Mais tout cela ne nous dit rien encore de l’objet de la conférence. A n’en point douter, l’habile tissage de Pierre Mifsud, étourdissant de densité, ne se laisse pas résumer, et c’est bien là que résident les enjeux de la performance. L’acteur, en ouvrant une multitude de parenthèses explicatives sans en refermer aucune, emmène dans une dérive sans fin dans les méandres du savoir, de l’histoire du cinéma à la géométrie, de la littérature à la biologie, passant naturellement de la plus microscopique anecdote de vacances à la réflexion la plus générale sur le Beau, de l’infiniment petit à l’infiniment grand. Sans jamais réfléchir sur ce qu’il est en train de nous proposer (tout discours métatextuel est absent), l’acteur nous amène à réfléchir librement sur l’effet produit par cette vertigineuse plongée dans le savoir.

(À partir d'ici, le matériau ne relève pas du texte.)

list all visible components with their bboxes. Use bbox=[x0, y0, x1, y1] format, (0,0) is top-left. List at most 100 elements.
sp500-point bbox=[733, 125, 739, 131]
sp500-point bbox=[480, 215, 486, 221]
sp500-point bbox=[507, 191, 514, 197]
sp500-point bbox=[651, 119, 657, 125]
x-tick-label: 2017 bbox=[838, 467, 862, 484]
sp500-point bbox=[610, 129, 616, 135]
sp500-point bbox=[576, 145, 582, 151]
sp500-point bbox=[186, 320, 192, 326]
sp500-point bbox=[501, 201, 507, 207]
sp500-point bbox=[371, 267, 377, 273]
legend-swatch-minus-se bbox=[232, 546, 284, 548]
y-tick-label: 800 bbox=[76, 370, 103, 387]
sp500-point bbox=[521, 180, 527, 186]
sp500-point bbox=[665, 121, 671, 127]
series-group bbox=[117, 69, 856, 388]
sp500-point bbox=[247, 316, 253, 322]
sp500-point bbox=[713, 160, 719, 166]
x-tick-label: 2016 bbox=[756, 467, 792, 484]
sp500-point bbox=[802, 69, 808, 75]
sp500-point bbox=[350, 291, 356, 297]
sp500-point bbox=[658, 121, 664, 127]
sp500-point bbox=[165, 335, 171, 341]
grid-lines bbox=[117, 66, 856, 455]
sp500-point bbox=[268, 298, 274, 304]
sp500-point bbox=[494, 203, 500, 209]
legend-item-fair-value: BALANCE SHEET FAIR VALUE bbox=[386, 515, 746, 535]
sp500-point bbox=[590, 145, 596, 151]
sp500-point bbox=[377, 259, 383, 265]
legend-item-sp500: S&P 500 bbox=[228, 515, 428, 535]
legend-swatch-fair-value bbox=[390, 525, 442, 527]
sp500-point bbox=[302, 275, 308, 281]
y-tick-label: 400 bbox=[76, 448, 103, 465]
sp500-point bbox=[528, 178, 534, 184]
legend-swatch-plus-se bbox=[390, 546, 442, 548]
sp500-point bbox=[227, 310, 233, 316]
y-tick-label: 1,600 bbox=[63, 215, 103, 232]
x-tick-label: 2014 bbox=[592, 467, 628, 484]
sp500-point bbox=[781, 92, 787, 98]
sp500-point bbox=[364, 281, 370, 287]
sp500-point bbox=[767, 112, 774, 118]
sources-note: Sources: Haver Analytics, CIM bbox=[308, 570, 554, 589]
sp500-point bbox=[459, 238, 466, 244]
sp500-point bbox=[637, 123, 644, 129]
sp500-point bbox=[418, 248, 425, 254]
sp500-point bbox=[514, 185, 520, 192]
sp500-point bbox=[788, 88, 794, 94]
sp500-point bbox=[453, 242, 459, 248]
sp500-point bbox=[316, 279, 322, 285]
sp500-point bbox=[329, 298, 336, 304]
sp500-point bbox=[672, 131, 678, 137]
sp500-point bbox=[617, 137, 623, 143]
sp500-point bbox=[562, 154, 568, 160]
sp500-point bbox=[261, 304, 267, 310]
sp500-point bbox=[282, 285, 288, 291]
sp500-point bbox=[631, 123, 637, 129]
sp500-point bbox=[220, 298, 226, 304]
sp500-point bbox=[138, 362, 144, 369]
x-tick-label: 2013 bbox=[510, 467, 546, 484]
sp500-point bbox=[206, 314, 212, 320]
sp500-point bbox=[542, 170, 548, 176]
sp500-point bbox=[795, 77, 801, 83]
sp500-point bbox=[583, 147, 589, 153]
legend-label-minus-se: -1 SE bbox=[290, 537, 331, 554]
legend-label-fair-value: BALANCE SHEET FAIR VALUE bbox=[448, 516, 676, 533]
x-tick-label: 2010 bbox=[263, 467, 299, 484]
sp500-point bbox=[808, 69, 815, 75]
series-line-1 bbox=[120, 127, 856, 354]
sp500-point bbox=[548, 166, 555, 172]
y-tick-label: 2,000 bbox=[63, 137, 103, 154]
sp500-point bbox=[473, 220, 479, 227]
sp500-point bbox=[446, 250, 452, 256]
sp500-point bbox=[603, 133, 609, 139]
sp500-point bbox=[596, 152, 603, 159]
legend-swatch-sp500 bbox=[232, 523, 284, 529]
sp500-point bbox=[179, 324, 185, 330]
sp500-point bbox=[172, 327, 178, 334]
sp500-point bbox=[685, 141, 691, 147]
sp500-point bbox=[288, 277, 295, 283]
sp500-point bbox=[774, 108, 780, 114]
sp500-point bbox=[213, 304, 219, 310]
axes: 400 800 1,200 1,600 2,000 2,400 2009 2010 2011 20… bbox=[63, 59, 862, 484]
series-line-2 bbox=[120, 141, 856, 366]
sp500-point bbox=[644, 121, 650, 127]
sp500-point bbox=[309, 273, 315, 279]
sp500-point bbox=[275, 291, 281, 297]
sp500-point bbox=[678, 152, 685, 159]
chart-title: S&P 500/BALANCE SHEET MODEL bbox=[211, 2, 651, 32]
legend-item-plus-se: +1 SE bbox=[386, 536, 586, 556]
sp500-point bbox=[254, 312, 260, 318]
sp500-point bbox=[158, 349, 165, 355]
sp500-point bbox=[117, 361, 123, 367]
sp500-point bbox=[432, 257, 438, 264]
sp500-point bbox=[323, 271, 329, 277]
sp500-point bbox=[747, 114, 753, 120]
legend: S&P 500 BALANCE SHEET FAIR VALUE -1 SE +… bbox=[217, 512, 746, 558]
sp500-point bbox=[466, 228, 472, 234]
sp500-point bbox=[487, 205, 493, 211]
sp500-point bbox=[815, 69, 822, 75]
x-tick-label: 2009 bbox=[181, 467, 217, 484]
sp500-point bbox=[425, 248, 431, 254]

C’est insidieusement, au gré des sujets, que se glissent des indices sur ce qui est en train de se passer. Comme si de rien n’était, le conférencier nous explique ce qu’est la théorie des ensembles, le ruban de Möbius, les systèmes d’enclavement, l’étymologie du mot baroque ou le fonctionnement du World Wild Web. Et effectivement, chacun de ces thèmes illustre un pan du projet de Conférence de choses. Car ce qui se passe devant nos yeux n’est rien d’autre qu’une oralisation du processus de l’hypertexte, comme lorsque sur l’encyclopédie en ligne Wikipédia nous allons de sujet en sujet, cliquant un peu au hasard sur les liens qui se proposent, créant un réseau enchevêtré et sans fin. Sans en avoir l’air et avec beaucoup d’humour, le comédien nous donne à réfléchir sur la complexité et la beauté de nos systèmes de connaissances, et sur notre capacité à comprendre le monde par analogies.
Au delà de l’impressionnante performance mémorielle de l’acteur, du confort et de la liberté laissées au spectateur, ce qui plaît avant tout dans la pièce, c’est l’impression qu’elle pourrait durer à l’infini, et qu’une vie dépensée à écouter des histoires ne serait pas une vie gâchée. Nous en ressortons comme ivre, avec l’impression euphorique d’avoir vécu mille choses.